The task is not just to compute the maximum number of parts he can fit, but to decide which single part to skip in order to maximize that number. If skipping nothing is optimal, we output 0.
The constraints are tight enough that any solution must be linear or near-linear per test case. With up to 100,000 total elements, an O(n²) strategy that tries removing each element and recomputing totals will clearly fail, since it would require up to 10¹⁰ operations in the worst case. This immediately pushes us toward prefix sums and a two-pointer or binary search style optimization.

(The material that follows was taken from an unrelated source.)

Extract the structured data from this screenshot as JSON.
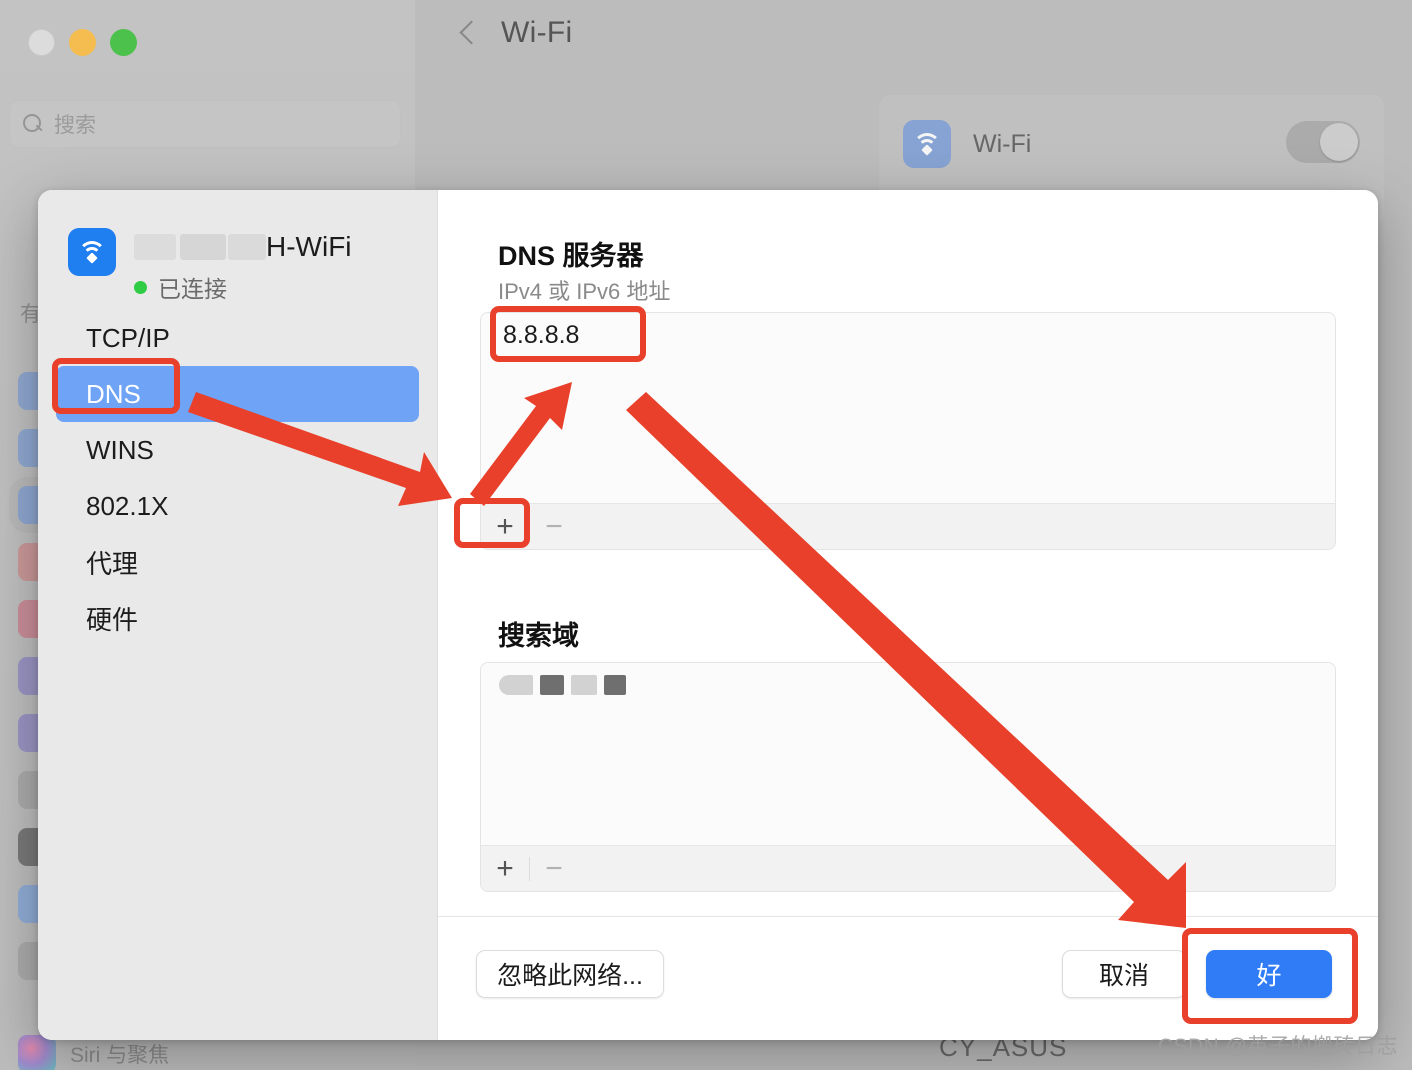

A few edge situations are easy to mishandle. If the entire array already fits within the time limit, skipping is unnecessary and the answer must be 0. For example, if a = [1, 2, 3] and s = 10, all parts fit and any skip would only reduce the result.
Another tricky case happens when skipping is required but the optimal skip is not near the end. For example, if early elements are large, skipping them can unlock many small suffix elements. A naive greedy that always skips the largest element or the first overflow element fails here.
Finally, there are cases where multiple skip choices yield the same best count. The problem allows any valid answer, so we do not need tie-breaking logic beyond consistency.
Approaches
The brute-force idea is straightforward: try skipping each index (including skipping none), then simulate how many prefix elements can be taken within the time limit. For each candidate skip position, we compute the sum from left to right, ignoring that index. Each simulation costs O(n), and doing it for all n possibilities leads to O(n²), which is too slow for 10⁵ elements.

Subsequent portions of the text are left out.